I think you can exploit the fact that dates are inlined in order in the
indexes. You would transform the filter into a graph pattern operator that
is able to do a range index scan. In this particular example, it would
probably use the POS index [1] to retrieve only the required triples without
having to touch any unrelated triples during the scan.
select *
{
?s <http://purl.org/dc/elements/1.1/date>
("2011-03-03T00:00:00Z"^^xsd:dateTime < ?date <
"2011-06-06T00:00:00Z"^^xsd:dateTime) .
}
This should also work for inequalities on other value types, with some
trickiness if you allow non-inlined values in your system (i.e. integers
greater than 56-bits).
-Stephen
[1] Of course this is making an assumption that there are fewer statements
with dates that match the filter than subjects with that predicate. It
would be up to a cost based optimizer to decide if the PSO index was more
selective in this case.
> -----Original Message-----
> From: Paolo Castagna [mailto:[email protected]]

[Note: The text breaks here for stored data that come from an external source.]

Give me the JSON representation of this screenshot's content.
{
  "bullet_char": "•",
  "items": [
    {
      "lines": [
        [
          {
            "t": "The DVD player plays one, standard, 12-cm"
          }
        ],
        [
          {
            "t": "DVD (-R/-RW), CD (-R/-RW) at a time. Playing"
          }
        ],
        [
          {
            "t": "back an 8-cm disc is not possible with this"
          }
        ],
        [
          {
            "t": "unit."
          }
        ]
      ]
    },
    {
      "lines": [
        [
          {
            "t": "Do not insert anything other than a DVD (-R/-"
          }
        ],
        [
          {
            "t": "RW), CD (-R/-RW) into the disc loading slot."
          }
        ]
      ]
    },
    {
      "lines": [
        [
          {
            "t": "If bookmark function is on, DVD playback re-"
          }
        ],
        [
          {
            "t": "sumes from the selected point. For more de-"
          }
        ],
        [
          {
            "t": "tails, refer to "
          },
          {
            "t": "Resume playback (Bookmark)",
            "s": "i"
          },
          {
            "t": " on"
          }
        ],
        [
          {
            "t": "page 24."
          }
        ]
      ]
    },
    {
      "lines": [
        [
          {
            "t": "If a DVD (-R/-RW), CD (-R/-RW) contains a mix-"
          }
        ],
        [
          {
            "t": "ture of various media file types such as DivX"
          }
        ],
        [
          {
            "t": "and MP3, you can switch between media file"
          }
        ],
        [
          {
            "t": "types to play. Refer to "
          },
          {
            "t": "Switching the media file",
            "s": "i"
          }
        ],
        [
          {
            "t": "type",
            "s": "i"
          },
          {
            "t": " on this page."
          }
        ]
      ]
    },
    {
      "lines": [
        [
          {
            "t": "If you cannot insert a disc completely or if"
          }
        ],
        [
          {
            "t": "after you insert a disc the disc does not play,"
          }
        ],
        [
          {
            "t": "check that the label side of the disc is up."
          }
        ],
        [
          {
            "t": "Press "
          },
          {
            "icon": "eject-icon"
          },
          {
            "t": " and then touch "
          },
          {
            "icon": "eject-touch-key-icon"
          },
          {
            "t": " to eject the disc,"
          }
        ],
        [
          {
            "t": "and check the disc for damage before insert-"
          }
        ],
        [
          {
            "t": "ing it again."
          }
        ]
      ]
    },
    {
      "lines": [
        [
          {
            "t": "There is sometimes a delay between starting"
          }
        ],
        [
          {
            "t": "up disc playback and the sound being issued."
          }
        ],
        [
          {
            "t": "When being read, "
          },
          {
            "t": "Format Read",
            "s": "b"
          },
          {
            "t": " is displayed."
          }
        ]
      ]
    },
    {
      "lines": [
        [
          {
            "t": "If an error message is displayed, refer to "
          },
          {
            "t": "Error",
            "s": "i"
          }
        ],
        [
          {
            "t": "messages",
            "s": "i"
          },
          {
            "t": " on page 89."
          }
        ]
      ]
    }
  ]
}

> Sent: Wednesday, October 19, 2011 4:38 PM
> To: [email protected]
> Subject: On SPARQL queries with FILTER ( ?date < "..."^^xsd:dateTime )
>
> Hi,
> a query pattern I often see is filtering by some xsd:dateTime interval,
> for
> example:
>
> PREFIX xsd: <http://www.w3.org/2001/XMLSchema#>
> SELECT * {
> ?s <http://purl.org/dc/elements/1.1/date> ?date .
> FILTER ( ( ?date > "2011-03-03T00:00:00Z"^^xsd:dateTime ) &&
> ( ?date < "2011-06-06T00:00:00Z"^^xsd:dateTime ) )
> }
>
> Even with moderate size stores this query can take quite a while to
> execute.
> I'd like to know if there is something I could do to speedup these kind
> of
> queries.
>
> I understand that the xsd:dateTime value is encoded by the
> NodeTableInline.
> However, I am not sure this is exploited at query time or I'd llike to
> understand if there is something we could do better to further improve
> performances of queries similar to the one above.
>
> Thanks,
> Paolo